Writing Code Is Easy. Reading It Isn’t.

Writing code is easy. Once you have a solution in mind, and have mastered the syntax of your favorite programming language, writing code is easy. Having an LLM write entire functions for you? Even eas

Ibrahim Diallo Blog

@sue

Some years ago, I started to use Rust for my personal projects. One thing upsets me all the time. The readability of other peoples code.

'cargo fmt' is used in most cases to format the code in a standard way. But this squeezes nearly everything into one line. A nightmare for myself, needing to parse the whole line. I often give up halfway and ignore the tail.

Another annoyance is the use of fancy keywords/methods.
For results, there are methods like .is_ok_and() or .unwrap_or_else(). These seem to be useful to write short code, which should be easier to read. But it isn't.
Every keyword needs to be parsed itself because there are subtle differences between each.

@sue

I use only 'match' structures for that. They look somehow ugly. But parts of the inner structure are actually visible without even reading a single word.
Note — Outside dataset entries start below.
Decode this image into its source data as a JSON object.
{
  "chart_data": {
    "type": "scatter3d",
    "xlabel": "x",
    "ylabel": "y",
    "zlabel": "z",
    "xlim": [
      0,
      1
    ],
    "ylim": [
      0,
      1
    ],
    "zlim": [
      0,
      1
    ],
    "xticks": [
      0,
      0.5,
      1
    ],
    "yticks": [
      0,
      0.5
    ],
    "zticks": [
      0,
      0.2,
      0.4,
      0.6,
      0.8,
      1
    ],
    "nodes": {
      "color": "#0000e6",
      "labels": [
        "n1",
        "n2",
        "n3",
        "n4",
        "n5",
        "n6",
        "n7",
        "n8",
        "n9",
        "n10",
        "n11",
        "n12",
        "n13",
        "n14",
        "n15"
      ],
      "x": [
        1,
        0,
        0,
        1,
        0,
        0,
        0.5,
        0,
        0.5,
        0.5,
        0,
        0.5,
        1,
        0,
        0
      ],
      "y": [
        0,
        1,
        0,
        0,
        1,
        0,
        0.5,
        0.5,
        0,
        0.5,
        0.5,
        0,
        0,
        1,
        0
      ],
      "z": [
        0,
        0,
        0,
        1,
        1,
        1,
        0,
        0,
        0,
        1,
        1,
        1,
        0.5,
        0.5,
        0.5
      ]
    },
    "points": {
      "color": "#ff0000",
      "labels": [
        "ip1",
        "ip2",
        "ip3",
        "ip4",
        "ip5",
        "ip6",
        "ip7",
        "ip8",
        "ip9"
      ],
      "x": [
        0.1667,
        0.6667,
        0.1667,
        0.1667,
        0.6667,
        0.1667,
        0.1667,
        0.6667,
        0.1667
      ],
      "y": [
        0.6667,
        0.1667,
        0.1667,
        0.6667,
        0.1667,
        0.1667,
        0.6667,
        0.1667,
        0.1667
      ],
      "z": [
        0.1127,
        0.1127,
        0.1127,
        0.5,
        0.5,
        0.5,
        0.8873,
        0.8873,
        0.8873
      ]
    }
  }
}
And if they really look ugly, it is a sure sign to tear them apart and split into more functions. Just from the structure.
It doesn't hide anything.

My next strategy for readable code is to only put one thing into a single line (with a couple exception).

instead this:
if a.pos.x > b.pos.y {do_stuff(var1,var2);};

I do this:
if
a
.pos
.x
>
b
.pos
.y
{
do_stuff(
var1,
var2,
);
};

Horrible for many others. Extremely helpful for myself.

@sue

I work with the code. I want to edit parts of it, copy paste parts of it, comment out parts of it. I will read it tens or hundreds of times and will edit it a couple of times in the next few years. I don't want to spend any time, stumbling over the same fancy keywords again and again.

It is more work in writing, which isn't much at all. And you need a good mouse wheel to scroll and knowledge of the comfort functions of your IDE.

In general, I exchanged convenience for a better fit to my mental model.

@sue

I had experiences, where people said aggressively, they will never help other projects, when the code is not formatted with the standard tool.
I can live with not getting any help. But being dictated how to write my personal code was a little bit much.

I don't want to have this compressed code. I could spit out hundreds lines of code a day, don't even need an AI for it. But I would never be able to read it again.

My projects are a craft.
AI doesn't know, what that is.

And AI can't help me reading my code. Because reducing something to basic vectors removes the important details.